J'aime beaucoup le jazz. J'adore les concerts de jazz. Mais, faute de savoir ce qui passe, faute de trouver des gens avec qui y aller, faute de pouvoir m'y rendre (sans voiture, ça limite), les concerts de jazz me voient rarement. Il faut dire, aussi, que la programmation jazz à Toulouse n'est pas très étoffée. Hier soir, cependant, tous ces obstacles étant levés, j'ai pu me rendre à un concert dont je me souviendrai longtemps.

Il y a deux mois, Pascal, un ami passionné de jazz, m'annonce le passage dans la ville rose d'un guitariste « vraiment incroyable » pour sa seule apparition en France cette année : Uwe Kropinski. En effet, j'apprends qu'il se produit le 15 octobre pour le festival Jazz sur son 31. C'est en centre-ville. Parfait.

Nous voilà donc assis, samedi soir, avec mes honorables colocs Vincent et Nico, dans une belle cave voûtée du Goethe Institut en plein cœur du vieux Toulouse.
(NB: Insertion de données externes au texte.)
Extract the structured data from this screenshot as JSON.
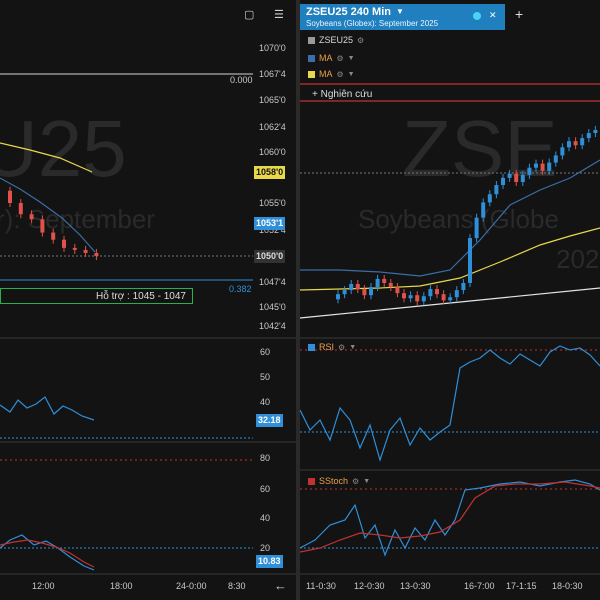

Nous ignorons tout de la musique de Kropinski, mais une chose est sûre : la salle se remplit rapidement. Sur scène, une chaise, un micro et une étrange guitare acoustique. Kropinski arrive, applaudissements, il s'excuse un peu timidement et en anglais de ne pas parler français. Uwe Kropinski est allemand. Il sort un papier de sa poche qu'il lit pour nous souhaiter un bon concert, en français, puis s'assoit et joue.

C'est difficile de trouver les mots pour décrire la musique. Impros en subtiles dissonances, thème jazz. Aigus au timbre de piano d'une profondeur surprenante ; graves tirés et vibrants de guitare torturée. Les mains bougent peu et la musique s'affole ; mais on verra bien plus terrible tout à l'heure. Ce premier morceau est déjà plus qu'une mise en bouche.
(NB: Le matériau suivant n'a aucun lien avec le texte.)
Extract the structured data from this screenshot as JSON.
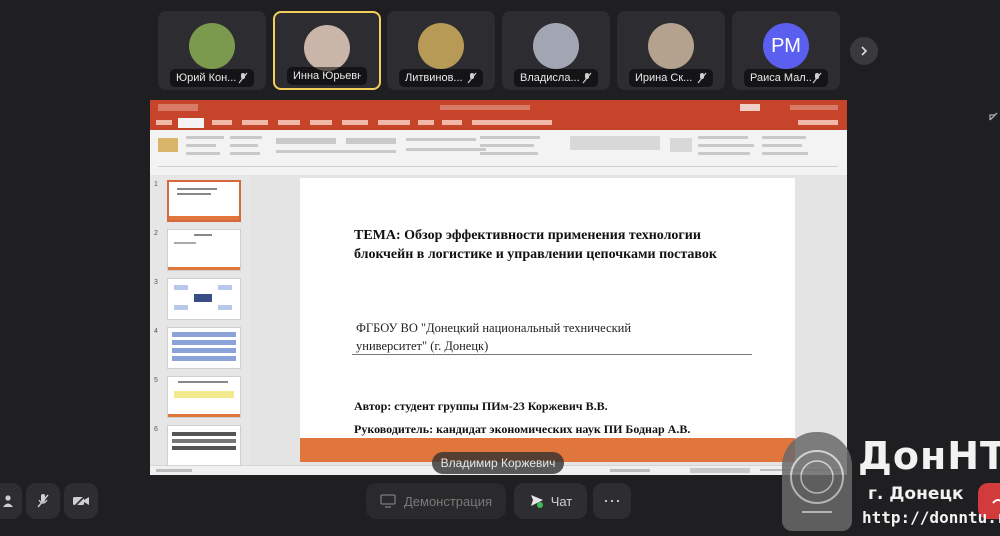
{
  "participants": [
    {
      "name": "Юрий Кон...",
      "type": "photo",
      "color": "#7c9a4e"
    },
    {
      "name": "Инна Юрьевн...",
      "type": "photo",
      "color": "#c9b6a8",
      "active": true
    },
    {
      "name": "Литвинов...",
      "type": "photo",
      "color": "#b79a56"
    },
    {
      "name": "Владисла...",
      "type": "photo",
      "color": "#a2a6b2"
    },
    {
      "name": "Ирина Ск...",
      "type": "photo",
      "color": "#b4a28f"
    },
    {
      "name": "Раиса Мал...",
      "type": "initials",
      "initials": "РМ",
      "color": "#5a5ff0"
    }
  ],
  "slide": {
    "title": "ТЕМА: Обзор эффективности применения технологии блокчейн в логистике и управлении цепочками поставок",
    "org": "ФГБОУ ВО \"Донецкий национальный технический университет\" (г. Донецк)",
    "author": "Автор: студент группы ПИм-23 Коржевич В.В.",
    "supervisor": "Руководитель: кандидат экономических наук ПИ Боднар А.В."
  },
  "thumbnail_numbers": [
    "1",
    "2",
    "3",
    "4",
    "5",
    "6"
  ],
  "presenter_name": "Владимир Коржевич",
  "toolbar": {
    "demo_label": "Демонстрация",
    "chat_label": "Чат",
    "more_label": "⋯"
  },
  "watermark": {
    "title": "ДонНТУ",
    "city": "г. Донецк",
    "url": "http://donntu.ru"
  },
  "colors": {
    "accent_ppt": "#c6452a",
    "slide_bar": "#e0763b",
    "active_border": "#f2cf5b",
    "initials_bg": "#5a5ff0"
  }
}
En second, thème blues avec impro, « The Riff » si j'ai bien entendu. Kropinski, réservé et minimaliste quand il s'annonce au micro, explose quand il joue. Sa guitare devient une percussion sophistiquée ; un plastique froissé sous son pied marque le rythme ; et les mains pincent et grattent et frôlent et tordent et tirent et plaquent et… bon, vous l'aurez compris, c'est subjuguant.

On revient au jazz, avec une impro sur un thème de Frank Zappa, King Kong. Toujours, de la virtuosité en de continuelles et subtiles variations.
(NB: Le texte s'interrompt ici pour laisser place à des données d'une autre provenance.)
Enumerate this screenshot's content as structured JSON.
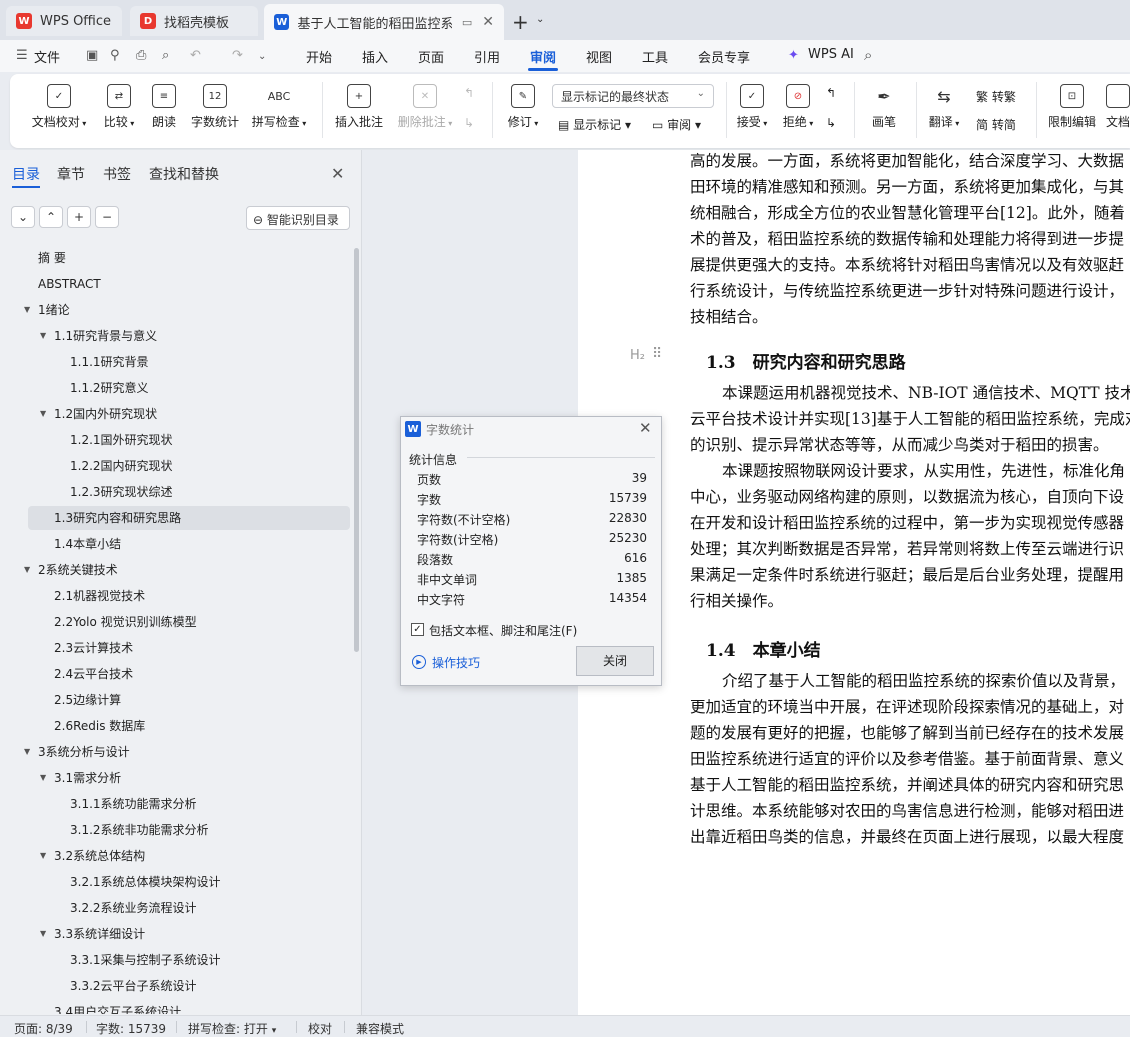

Puis, avec beaucoup de pudeur, Uwe Kropinski annonce qu'il va jouer un morceau écrit pour son père qui était gravement malade. Commence alors une phrase continue, mélodique et harmonieuse, mélancolique, construite de manière à ne jamais tomber. C'est un talent exceptionnel que celui de construire une musique où la continuité de la phrase est plus belle encore que la tonalité finale à laquelle on s'attend inconsciemment.

On passe à deux morceaux qui lui furent inspirés lors de sa tournée en Afrique de l'Est, en particulier à Madagascar. La guitare devient un vrai ensemble de percussions : frappée ici elle donne un son mat, frappée là elle sonne comme un bongo, et sur le bas de la caisse ce sera un coup grave et résonant, plus grave encore s'il place son autre main sur une des ouies de l'instrument. Mais au fait… Voilà plusieurs minutes qu'on entend simultanément percussions et guitare. Ce type est incroyable, il joue de la guitare à une main. Et ce n'est pas comme s'il se contentait des six notes de base.

Uwe Kropinski nous annonce alors qu'à chacun de ses concerts, il aime jouer un morceau qu'il ne connaît pas encore, auquel il donne toujours le même nom : Die Feier des Augenblicks, ou « la célébration de l'instant ». C'est une improvisation sans thème. Dois-je préciser que c'était incroyable ? Après la caisse comme ensemble de percussions, voilà qu'il utilise les clés pour jouer en réaccordant sa guitare.

Un « dernier » morceau. Applaudissements à tout rompre. Premier rappel : impro sur un thème de Bill Evans, Very Early.

Second rappel : un morceau qu'il nous dit toujours jouer en second rappel, avec pour titre quelque chose comme Until the End of the Night. Une belle mélodie aux tonalités changeantes, lentement décroissantes, jouée sur les cordes aigües... et quand il ne peut plus jouer plus bas, il tourne les clés, et les tonalités continuent de descendre dans une succession de dissonances et de tons justes. Et ça descend, descend... Quand il s'arrête, la guitare est complètement désaccordée. On n'ose pas faire de troisième rappel.